Nationally, look-back windows have typically led to thousands of lawsuits. In New Jersey, for example, more than 1,200 sexual abuse lawsuits were filed between December 2019, when the state’s lookback window opened, and October 2021, when it closed. according to the Associated Press.

About two-thirds of those lawsuits in New Jersey named religious institutions. Lawsuits against schools accounted for about 14% and about 9% named the Boy Scouts.

Bill Donohue, president of the New York-based Catholic League, said in a statement that the focus on the Catholic Church in child sexual abuse legislation and litigation is “anti-Catholic bigotry.” “.

“It is a myth to claim that the Catholic Church has a monopoly on child sexual abuse: it exists in all institutions where adults interact with young people,” Donohue said.

“The Catholic Church in California has dealt with this issue twice. He should not be subject to another round of prosecution.

California’s Catholic Churches Paid among the highest dollar amounts for sexual abuse settlements of any state, according to a list of settlements compiled by the Bishop Accountability website.

“The Catholic Church in California has dealt with this issue twice.
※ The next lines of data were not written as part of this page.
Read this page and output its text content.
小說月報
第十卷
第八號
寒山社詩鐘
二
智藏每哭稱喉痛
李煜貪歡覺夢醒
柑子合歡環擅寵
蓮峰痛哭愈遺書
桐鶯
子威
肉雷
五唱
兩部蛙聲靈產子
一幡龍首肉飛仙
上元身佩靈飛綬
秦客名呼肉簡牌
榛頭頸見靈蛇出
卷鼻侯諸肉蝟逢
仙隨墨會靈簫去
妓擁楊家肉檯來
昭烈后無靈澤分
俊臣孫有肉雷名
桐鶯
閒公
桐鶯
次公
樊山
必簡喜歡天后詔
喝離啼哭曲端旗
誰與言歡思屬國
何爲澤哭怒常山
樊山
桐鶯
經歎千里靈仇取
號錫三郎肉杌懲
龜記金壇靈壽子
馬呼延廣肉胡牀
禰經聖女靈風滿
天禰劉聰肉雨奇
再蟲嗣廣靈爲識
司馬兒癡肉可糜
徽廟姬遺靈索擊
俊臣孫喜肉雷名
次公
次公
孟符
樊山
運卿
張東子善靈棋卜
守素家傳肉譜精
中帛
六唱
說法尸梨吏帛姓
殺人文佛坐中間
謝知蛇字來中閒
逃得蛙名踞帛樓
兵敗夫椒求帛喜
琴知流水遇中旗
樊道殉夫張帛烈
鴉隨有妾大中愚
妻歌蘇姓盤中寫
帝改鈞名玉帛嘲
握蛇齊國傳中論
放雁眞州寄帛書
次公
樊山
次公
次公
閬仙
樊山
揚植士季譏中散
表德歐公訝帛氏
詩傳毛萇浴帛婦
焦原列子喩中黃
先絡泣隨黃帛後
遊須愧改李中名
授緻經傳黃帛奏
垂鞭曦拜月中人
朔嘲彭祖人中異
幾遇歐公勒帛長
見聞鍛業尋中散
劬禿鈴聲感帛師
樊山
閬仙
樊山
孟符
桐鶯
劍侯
He should not be subject to another round of prosecution.

— Bill Donohue, president of the New York-based Catholic League

The Diocese of Los Angeles paid $660 million to settle hundreds of abuse complaints in 2007and that same year, the Diocese of San Diego filed for bankruptcy and paid 144 people a total of $198 million. These are the two highest colonies made by the Catholic Church in the United States

Bankruptcy is a real fear for the churches involved in this litigation, said Jeff Anderson, a Minneapolis-based attorney with an office in Los Angeles who represents child sex abuse plaintiffs suing the Catholic Church.

“They are among the most frequent offenders, so yes, they are the most exposed [financially]”, said Anderson.

Anderson said the church is banking on the 6-3 conservative majority on the Supreme Court, as well as the justices’ own religious affiliations — six justices are Catholic, though one, Sonya Sotomayor, is in the liberal minority in the courtyard.

“I think that’s the only thing they can cash in after,” Anderson said. “This writ is truly the Hail Mary pass to the Catholic court.”